- The private sector’s activity in South Africa somewhat improved despite poor electricity.
- Most businesses surveyed expected output to increase next year due to predictions that power outages would lessen.
In November, the private sector’s activity in South Africa somewhat improved. Nevertheless, a survey revealed that output decreased for the third consecutive month due to port strikes and rotational power outages.
The purchasing managers’ index (PMI) for South Africa, published by S&P Global, increased to 50.6 in November from 49.5 in October, crossing the 50.0 line that separates activity expansions from contractions.
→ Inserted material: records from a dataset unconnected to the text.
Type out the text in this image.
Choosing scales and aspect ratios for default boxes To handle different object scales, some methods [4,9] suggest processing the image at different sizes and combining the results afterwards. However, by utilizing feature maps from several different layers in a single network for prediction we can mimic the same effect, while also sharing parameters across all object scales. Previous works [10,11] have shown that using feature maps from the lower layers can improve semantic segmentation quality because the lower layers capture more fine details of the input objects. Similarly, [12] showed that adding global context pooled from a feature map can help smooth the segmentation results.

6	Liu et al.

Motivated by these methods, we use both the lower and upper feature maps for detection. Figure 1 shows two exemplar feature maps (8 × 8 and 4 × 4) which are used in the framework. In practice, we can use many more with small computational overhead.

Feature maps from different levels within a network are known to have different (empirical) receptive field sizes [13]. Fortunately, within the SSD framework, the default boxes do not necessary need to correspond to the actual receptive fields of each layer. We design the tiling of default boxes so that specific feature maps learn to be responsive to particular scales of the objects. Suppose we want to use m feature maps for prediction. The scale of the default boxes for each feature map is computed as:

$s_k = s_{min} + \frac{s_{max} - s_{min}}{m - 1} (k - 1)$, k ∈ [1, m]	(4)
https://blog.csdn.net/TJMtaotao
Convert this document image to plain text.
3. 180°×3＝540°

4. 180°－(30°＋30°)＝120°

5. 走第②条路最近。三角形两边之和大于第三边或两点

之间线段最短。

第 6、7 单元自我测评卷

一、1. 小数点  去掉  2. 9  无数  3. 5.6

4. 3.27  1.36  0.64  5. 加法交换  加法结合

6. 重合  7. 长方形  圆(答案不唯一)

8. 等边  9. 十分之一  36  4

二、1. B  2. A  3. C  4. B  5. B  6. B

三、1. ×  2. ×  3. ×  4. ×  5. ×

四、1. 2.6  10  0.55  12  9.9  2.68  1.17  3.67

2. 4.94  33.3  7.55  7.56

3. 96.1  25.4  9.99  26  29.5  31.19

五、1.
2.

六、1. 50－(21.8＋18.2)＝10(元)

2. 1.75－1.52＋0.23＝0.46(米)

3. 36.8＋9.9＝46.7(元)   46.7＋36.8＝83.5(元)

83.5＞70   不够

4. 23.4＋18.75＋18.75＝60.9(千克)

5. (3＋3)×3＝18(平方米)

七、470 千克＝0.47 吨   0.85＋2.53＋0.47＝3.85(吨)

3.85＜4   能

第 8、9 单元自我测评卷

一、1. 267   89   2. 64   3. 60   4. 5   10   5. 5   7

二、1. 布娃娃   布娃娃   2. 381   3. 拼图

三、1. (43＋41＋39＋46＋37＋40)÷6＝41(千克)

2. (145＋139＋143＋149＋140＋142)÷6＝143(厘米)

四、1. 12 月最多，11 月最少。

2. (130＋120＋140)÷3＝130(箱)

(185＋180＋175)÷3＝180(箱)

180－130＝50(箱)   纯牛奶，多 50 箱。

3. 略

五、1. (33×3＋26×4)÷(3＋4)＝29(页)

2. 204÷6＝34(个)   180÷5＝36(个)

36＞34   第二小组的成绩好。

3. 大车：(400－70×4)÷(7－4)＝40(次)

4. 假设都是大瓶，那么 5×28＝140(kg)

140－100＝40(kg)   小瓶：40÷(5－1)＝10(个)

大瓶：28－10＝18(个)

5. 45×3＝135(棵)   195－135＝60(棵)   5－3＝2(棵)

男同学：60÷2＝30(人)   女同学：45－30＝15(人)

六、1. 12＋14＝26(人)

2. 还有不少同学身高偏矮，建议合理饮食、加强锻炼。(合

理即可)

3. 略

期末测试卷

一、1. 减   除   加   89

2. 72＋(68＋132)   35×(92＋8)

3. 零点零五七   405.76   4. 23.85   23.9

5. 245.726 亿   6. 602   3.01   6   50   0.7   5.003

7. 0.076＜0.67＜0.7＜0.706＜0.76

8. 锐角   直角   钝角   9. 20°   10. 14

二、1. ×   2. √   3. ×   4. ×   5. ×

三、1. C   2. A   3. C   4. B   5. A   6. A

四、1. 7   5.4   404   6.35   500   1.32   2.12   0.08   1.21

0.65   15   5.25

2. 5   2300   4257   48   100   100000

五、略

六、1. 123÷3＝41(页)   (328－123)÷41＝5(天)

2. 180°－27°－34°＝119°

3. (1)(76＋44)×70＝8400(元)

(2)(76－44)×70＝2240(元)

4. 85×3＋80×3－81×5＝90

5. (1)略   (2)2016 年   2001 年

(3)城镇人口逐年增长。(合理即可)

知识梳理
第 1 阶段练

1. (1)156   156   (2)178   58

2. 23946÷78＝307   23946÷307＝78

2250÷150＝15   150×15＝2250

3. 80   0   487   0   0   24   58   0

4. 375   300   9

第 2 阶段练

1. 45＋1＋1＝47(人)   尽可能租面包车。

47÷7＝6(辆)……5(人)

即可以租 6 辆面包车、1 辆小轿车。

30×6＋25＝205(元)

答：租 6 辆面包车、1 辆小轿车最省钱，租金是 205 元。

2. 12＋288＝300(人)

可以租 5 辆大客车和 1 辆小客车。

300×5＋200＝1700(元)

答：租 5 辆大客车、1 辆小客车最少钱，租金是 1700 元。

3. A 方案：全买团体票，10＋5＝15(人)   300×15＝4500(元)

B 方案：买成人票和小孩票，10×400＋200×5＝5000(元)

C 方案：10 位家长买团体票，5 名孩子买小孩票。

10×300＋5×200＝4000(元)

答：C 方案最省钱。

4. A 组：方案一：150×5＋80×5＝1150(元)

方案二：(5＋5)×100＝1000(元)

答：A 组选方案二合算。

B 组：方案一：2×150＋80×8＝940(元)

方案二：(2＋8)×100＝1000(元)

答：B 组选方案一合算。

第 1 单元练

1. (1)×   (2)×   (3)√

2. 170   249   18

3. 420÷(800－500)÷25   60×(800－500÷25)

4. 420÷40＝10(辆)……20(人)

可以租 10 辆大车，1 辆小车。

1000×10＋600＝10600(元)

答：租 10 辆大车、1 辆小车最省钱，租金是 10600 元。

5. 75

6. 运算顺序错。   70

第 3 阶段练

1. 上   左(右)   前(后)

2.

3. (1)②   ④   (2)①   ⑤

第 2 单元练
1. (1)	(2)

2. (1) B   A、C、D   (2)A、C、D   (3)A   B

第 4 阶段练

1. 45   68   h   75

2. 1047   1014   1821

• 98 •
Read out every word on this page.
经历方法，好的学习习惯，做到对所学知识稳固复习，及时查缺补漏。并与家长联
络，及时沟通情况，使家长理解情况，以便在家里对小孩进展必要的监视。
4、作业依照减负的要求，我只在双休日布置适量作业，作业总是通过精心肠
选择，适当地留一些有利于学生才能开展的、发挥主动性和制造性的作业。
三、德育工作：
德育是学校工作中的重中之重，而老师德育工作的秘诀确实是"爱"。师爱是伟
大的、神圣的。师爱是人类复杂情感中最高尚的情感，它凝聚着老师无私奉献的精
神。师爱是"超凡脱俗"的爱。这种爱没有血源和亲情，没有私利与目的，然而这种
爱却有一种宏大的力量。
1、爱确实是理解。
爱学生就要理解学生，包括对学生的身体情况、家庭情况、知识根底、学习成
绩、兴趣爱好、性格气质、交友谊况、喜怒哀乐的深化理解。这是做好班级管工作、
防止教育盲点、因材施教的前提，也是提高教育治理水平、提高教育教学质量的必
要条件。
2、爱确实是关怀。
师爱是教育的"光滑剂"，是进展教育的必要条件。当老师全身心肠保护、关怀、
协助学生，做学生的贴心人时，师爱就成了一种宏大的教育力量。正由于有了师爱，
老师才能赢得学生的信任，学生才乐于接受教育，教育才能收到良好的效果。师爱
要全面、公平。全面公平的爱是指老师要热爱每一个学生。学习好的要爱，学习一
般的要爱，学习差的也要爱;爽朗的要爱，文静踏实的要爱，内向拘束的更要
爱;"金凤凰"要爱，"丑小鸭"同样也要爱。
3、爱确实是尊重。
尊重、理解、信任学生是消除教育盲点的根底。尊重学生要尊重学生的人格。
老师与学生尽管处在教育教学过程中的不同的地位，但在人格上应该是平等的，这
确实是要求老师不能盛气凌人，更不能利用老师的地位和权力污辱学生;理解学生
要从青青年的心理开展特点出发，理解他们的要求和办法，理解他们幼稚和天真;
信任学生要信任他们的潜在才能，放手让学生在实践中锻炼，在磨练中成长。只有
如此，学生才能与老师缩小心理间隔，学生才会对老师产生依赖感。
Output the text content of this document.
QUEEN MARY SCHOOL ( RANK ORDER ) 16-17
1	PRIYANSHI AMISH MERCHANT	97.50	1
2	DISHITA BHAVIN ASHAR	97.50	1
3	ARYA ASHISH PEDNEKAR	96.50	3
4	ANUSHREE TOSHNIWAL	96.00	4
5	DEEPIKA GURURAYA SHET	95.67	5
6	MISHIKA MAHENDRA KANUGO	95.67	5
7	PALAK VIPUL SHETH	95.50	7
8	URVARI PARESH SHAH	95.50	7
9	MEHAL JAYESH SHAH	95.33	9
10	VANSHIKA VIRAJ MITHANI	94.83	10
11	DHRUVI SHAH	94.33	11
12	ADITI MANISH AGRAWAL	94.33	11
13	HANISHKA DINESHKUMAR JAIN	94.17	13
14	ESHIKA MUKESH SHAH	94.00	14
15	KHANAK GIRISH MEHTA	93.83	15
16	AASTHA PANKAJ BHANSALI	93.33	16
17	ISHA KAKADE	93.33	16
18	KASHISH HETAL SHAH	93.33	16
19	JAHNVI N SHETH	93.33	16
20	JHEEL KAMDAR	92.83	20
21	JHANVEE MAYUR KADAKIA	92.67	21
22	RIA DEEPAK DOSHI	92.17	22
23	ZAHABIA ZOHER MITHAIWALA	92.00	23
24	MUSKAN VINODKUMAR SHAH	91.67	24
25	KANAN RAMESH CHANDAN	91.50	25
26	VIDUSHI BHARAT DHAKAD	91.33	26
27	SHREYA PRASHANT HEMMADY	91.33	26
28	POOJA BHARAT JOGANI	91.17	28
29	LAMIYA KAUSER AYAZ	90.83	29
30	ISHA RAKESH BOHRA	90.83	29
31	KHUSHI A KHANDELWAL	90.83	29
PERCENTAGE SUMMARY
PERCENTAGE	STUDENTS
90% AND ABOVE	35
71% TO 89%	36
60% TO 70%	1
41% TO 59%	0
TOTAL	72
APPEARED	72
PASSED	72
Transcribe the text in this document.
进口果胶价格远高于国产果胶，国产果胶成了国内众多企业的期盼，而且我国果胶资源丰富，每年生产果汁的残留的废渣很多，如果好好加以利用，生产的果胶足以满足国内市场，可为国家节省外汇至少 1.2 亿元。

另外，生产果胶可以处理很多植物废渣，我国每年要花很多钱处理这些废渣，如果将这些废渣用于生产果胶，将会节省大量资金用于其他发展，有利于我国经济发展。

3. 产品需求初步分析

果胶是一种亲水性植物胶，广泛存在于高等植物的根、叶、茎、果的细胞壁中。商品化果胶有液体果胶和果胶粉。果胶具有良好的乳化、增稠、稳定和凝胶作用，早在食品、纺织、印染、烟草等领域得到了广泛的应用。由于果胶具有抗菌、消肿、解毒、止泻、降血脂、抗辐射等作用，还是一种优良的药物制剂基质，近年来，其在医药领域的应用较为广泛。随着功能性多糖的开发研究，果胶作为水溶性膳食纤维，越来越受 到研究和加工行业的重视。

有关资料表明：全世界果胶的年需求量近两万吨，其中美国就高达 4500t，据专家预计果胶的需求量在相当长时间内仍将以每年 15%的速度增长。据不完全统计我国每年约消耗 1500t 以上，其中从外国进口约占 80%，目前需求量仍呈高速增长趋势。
Data from November indicated that sales had increased for the first time since August, which was a significant factor in the reversal.
“Supply chains remained disrupted by load shedding (power cuts) and the recent strikes at Transnet, leading to a further sharp lengthening of delivery times. Backlogs were also up, encouraging a renewed expansion in staffing levels,” said David Owen, an S&P Global Market Intelligence economist.
For over ten years, frequent power outages have been the misery of South African residents and companies. However, this year has been terrible because the state electricity company Eskom has had trouble keeping the lights on for longer.
According to the study, half of all businesses surveyed expected output to increase during the upcoming year due to predictions that power outages would lessen and price constraints would continue to relax.